Hoggard beats South Africa


[Updated 18 Jan to include links and pictures]

Today, Matthew Hoggard took the final wicket and his 12th in the match to seel a win for England versus South Africa. Yet just a few hours before, it was South Africa who were box favourites. Hoggard will deservedly take the tabloids tomorrow, but Trescothick setup the real chance of a win with a brutal 180. He started the day on 101, which had so far taken him 159 balls. By the time he was out, he’d left South Africa an improbable 324 to win. His striking and clean hitting was a sight to watch – in the space of a couple of hours, he’d demolished any hope SA had of winning. His feet might not move, but his bat certainly does! As destructive an innings to start the day as I’ve seen in years.

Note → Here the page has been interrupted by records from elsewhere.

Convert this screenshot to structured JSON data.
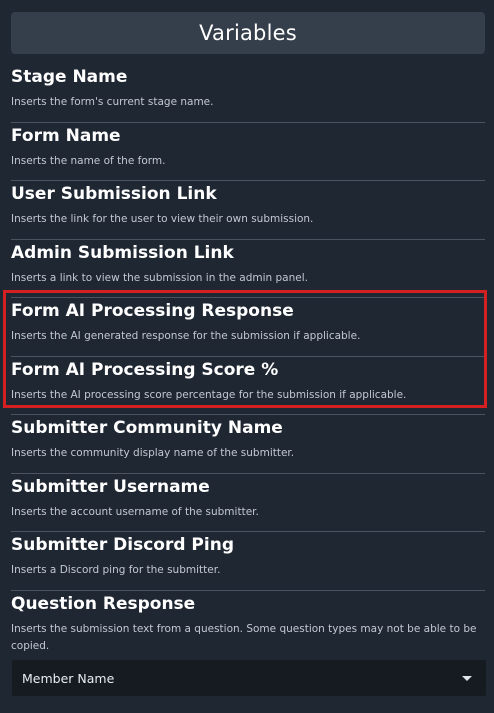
{
  "header": {
    "title": "Variables"
  },
  "variables": [
    {
      "name": "Stage Name",
      "desc": "Inserts the form's current stage name."
    },
    {
      "name": "Form Name",
      "desc": "Inserts the name of the form."
    },
    {
      "name": "User Submission Link",
      "desc": "Inserts the link for the user to view their own submission."
    },
    {
      "name": "Admin Submission Link",
      "desc": "Inserts a link to view the submission in the admin panel."
    },
    {
      "name": "Form AI Processing Response",
      "desc": "Inserts the AI generated response for the submission if applicable."
    },
    {
      "name": "Form AI Processing Score %",
      "desc": "Inserts the AI processing score percentage for the submission if applicable."
    },
    {
      "name": "Submitter Community Name",
      "desc": "Inserts the community display name of the submitter."
    },
    {
      "name": "Submitter Username",
      "desc": "Inserts the account username of the submitter."
    },
    {
      "name": "Submitter Discord Ping",
      "desc": "Inserts a Discord ping for the submitter."
    },
    {
      "name": "Question Response",
      "desc": "Inserts the submission text from a question. Some question types may not be able to be copied."
    }
  ],
  "question_select": {
    "value": "Member Name"
  },
  "colors": {
    "background": "#1f2733",
    "header": "#353e4b",
    "highlight": "#d42020",
    "select_bg": "#161b22"
  }
}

Given the weather forecast, which turned out to be wrong, England had to strike early with the new ball. After 20-odd overs, the ball went incredibly soft and the pitch became a belter – and Hoggard duly obliged, with an awesome display of old-fashioned swing bowling. He’s never been an out-and-out pace bowler (although he did top 91mph 4 years ago…younger and stupider back then!), but has always swung the ball. He’s had many good performances in the past 18 months – today was by far his best one. He’s an unfashionable bowler – a workhorse, engineroom, machine…he just keeps on going, and rarely lets the team down. A true team player, one who I think even opposing players would warm to and share a beer with. A bloody good bloke and today was just reward for his efforts, especially with England lacking a fit-n-firing Harmison.

It was perhaps England’s best win for years. They were well beaten at Cape Town, and again looked weary and jaded in this game. In fact – some of the cricket was truly awful; a really scrappy, backyard-fight, bare-knuckle-contest of a Test match. Both sides kept winning back the momentum, and both sides kept losing it – sometimes through special bowling, more often through poor shots – but when England had a sniff, they honed onto the victory like a white-shark on a dead seal. The rustiness, apart from Hoggard, was still there – Jones missed a run-out, Vaughan dropped a catch and Anderson dropped a sitter – but the sheer belief of the team is just thrilling to behold. Some of my Indian and Pakistani readers refuse to concede England are a good side – performances like today might sway some of you to change your opinions.

Favourite moments

  • Hoggard to Rudolph – stumps cartwheeled
  • Hoggard to Kallis, next ball – edged to first slip, Jones doing his best to screw it up by diving in front!
  • Flintoff to Pollock: really unsettled him, during a spell where he roared in. No one mentions his pace, Flintoff, but he’s right up there – and when his adrenanline is flowing, he’s as quick as anyone. Ball smashes into Pollock’s helmet, and is then caught behind later in the over. Classic fast bowling.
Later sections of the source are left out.